Traído pelo pensamento totalitário, Bolsonaro diz que imprensa indigna não terá recursos do governo

Encerrado o mais polêmico, polarizado e truculento período eleitoral desde a redemocratização do País – com os candidatos trocando ofensas, acusações e mentiras de todos os naipes –, os brasileiros acreditaram na possibilidade de pacificação após meses de tensão e provocações por todos os lados, como se isso fosse tão simples quanto acionar um botão. Mas esse cenário de beligerância não acabará tão cedo, pois há pessoas dispostas a manter a fogueira acesa.

Eleito presidente da República, Jair Bolsonaro fez um discurso à nação logo após a vitória, transmitido pelas redes sociais, no qual prometeu defender a Constituição e a liberdade de opinião e de expressão, o que de maneira ampla contempla a liberdade de imprensa, tão importante para garantir a inviolabilidade da democracia.

Entre o que o Bolsonaro pensa e diz há uma considerável diferença, o que é compreensível, pois o deputado federal que se escondia debaixo da imunidade parlamentar para disparar impropérios cedeu lugar a um presidente eleito que precisa medir as próprias palavras, sob pena de assim não fazendo tropeçar em um cipoal de problemas ao longo do caminho.

Na noite de segunda-feira (29), em entrevista ao Jornal Nacional, da TV Globo, Bolsonaro deixou claro que a defesa que faz em favor da liberdade de imprensa não é tão sólida quanto parece.

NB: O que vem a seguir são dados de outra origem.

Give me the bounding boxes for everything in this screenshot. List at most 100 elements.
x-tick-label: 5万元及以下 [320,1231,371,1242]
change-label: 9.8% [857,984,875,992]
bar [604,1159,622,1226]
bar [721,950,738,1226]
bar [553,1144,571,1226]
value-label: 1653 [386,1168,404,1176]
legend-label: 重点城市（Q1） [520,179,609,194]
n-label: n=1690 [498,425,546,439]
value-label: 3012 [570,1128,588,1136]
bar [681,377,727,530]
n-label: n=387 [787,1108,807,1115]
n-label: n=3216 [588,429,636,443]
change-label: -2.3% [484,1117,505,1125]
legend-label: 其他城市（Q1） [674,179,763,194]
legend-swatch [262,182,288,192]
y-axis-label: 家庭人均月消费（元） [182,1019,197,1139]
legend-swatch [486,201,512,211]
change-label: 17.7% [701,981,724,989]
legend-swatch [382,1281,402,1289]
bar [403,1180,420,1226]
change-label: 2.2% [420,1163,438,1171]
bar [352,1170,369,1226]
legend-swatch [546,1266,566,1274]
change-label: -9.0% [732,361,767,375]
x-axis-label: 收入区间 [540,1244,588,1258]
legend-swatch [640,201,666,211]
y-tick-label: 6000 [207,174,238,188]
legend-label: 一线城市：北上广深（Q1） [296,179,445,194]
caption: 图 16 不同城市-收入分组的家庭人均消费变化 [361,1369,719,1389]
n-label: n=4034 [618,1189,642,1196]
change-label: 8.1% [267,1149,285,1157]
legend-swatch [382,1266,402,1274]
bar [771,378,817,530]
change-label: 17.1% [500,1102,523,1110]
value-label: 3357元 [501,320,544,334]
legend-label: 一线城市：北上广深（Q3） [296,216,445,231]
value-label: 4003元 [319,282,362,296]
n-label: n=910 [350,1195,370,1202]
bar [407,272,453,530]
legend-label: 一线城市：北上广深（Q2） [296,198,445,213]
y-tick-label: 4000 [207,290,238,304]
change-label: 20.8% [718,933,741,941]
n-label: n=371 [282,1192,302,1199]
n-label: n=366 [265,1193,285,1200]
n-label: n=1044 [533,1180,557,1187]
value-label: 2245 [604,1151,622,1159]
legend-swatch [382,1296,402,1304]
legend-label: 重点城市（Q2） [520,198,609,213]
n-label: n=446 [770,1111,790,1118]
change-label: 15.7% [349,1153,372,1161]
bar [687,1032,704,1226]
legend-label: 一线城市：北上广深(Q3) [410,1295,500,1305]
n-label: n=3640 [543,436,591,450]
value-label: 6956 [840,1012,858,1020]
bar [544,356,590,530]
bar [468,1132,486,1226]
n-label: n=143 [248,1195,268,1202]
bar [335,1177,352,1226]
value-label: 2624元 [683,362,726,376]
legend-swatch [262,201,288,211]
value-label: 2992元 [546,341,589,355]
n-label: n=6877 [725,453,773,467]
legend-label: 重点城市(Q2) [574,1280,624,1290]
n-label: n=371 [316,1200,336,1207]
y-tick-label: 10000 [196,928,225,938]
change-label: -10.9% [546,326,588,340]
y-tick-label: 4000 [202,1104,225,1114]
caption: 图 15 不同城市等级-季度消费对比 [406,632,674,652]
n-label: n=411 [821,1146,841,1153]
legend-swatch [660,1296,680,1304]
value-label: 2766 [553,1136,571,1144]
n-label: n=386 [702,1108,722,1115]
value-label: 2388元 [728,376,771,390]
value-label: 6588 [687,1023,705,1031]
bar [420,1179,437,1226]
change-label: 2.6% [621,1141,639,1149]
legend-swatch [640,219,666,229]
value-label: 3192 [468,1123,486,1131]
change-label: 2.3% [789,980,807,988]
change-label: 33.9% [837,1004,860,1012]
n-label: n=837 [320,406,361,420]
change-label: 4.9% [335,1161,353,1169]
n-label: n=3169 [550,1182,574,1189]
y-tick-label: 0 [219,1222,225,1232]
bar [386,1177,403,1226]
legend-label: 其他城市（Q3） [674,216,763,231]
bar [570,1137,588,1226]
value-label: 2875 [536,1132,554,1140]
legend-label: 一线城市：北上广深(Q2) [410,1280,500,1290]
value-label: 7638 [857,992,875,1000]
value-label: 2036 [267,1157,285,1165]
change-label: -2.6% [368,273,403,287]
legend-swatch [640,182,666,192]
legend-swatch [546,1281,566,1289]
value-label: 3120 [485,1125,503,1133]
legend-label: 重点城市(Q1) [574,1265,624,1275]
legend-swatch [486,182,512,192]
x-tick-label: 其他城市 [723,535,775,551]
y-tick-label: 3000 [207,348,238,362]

Ao ser questionado pelo jornalista William Bonner sobre sua posição ambígua em relação ao tema, pois defendeu o fim do jornal Folha de S.Paulo, o presidente eleito mais uma vez foi vítima da própria fala.

“Não quero que [a Folha] acabe. Mas, no que depender de mim, imprensa que se comportar dessa maneira indigna não terá recursos do governo federal”. Em seguida, Bolsonaro completou: “Por si só esse jornal se acabou”.

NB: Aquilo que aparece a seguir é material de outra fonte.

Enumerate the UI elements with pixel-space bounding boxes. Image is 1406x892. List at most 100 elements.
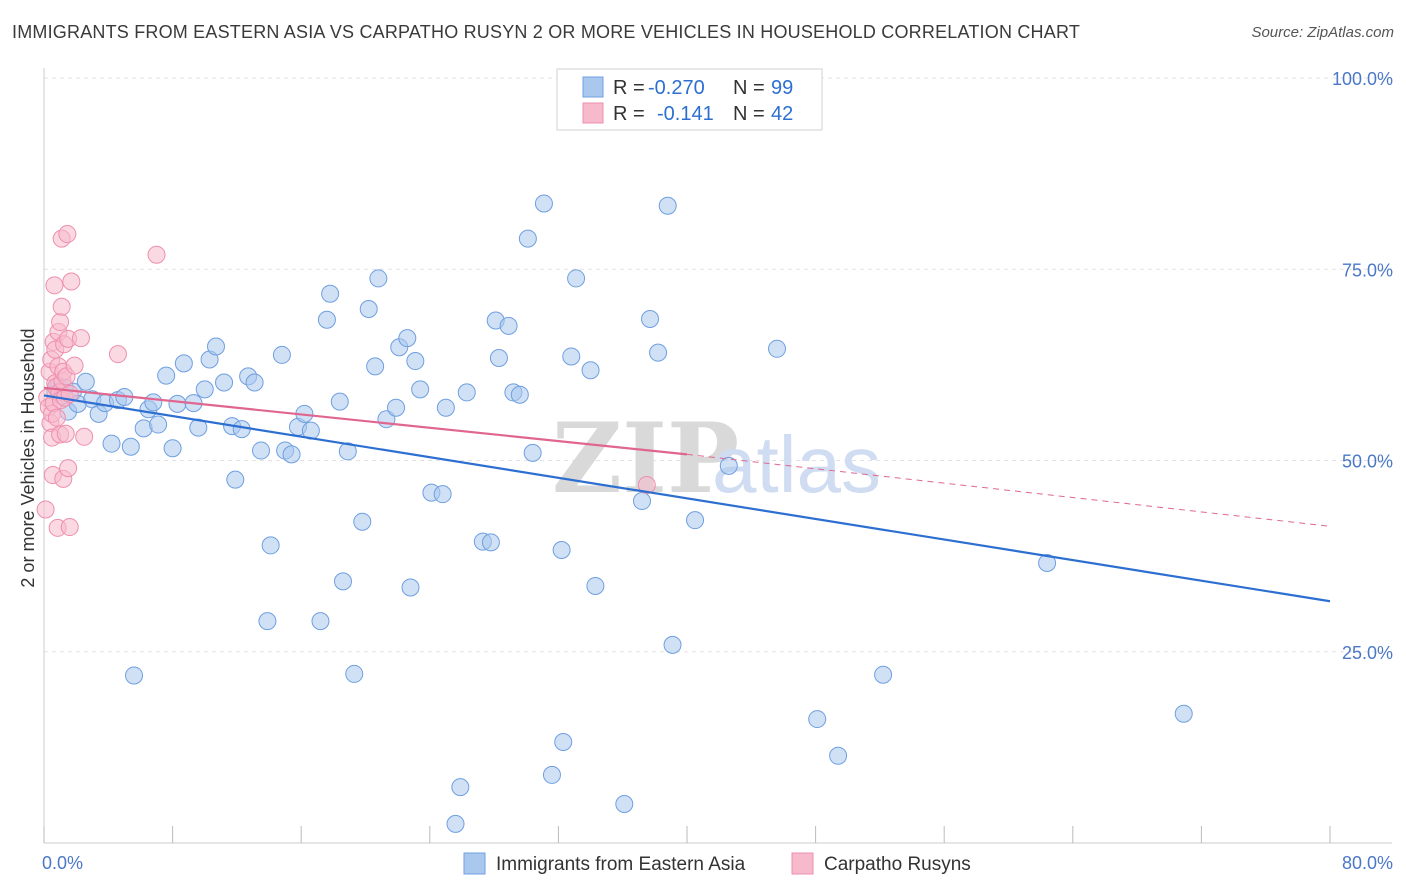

O presidente eleito, além de despreparado, parece não ter o menor traquejo para cargo tão importante, a Presidência da República, mas seus eleitores e adores dirão que isso é detalhe. Um político que está a poucas semanas de assumir o comando do País não pode afirmar que é um defensor da liberdade de imprensa, ao mesmo tempo em que diz que veículos midiáticos só terão direito a verbas federais caso se comportem de maneira digna.


Bolsonaro acostumou-se durante a campanha com o servilismo nauseante da imprensa adesista, que por certo teve motivos de sobra para fazer ativismo jornalístico, algo que o UCHO.INFO se recusa a fazer. Contudo, classificar como indigna a postura da Folha mostra o que o brasileiro de bem pode esperar a partir de 1º de janeiro.

A afirmação de que a Folha de S.Paulo “por si só se acabou” demonstra o despreparo de quem que tenta passar à opinião pública a falsa imagem de alguém que respeita a Constituição e a liberdade de imprensa. Mesmo sem o próximo governo ter começado oficialmente, Bolsonaro já começou na contramão. E isso deveria preocupar aqueles que defendem incondicionalmente a democracia e o Estado de Direito.

O ataque à Folha é uma ofensa ao bom jornalismo e aos veículos de comunicação que não se renderam aos caprichos de um candidato que, até recentemente, sem qualquer dose de cerimônia atentava contra a Carta Magna com desfaçatez e contumácia, como se o texto constitucional nada valesse.

Para quem, no discurso da vitória, ousou afirmar que “o compromisso que assumimos foi fazer um governo decente”, Bolsonaro mostrou-se um contorcionista moral ao condicionar a oferta de dinheiro público ao comportamento “digno” dos veículos de imprensa. Porém, causa espécie o fato de essa aludida indignidade da imprensa mencionada pelo presidente eleito estar relacionada à divulgação da verdade.

Sempre mantendo o compromisso com a ética e a verdade dos fatos, o jornalismo do UCHO.INFO tem sido alvo de seguidas críticas dos eleitores de Jair Bolsonaro, que por discordarem das nossas opiniões e matérias creem que os ataques são a melhor forma de exercer o direito ao contraditório. As críticas e ofensas que nos dedicam, muitas delas aviltantes, respaldam nossa decisão de seguir no caminho que entendemos ser mais justo e parcimonioso.

Acusações torpes e rasteiras, como, por exemplo, a de que somos parciais e incompetentes, não nos incomodam, já que enquanto estávamos a criticar os partidos da esquerda éramos merecedores de elogios. Como não nos deixamos levar por esses falsos e extemporâneos salamaleques, certos estamos de que em algum momento a verdade prevalecerá. Como disse Jean-Jacques Rousseau, “as injúrias são as razões dos que não têm razão”.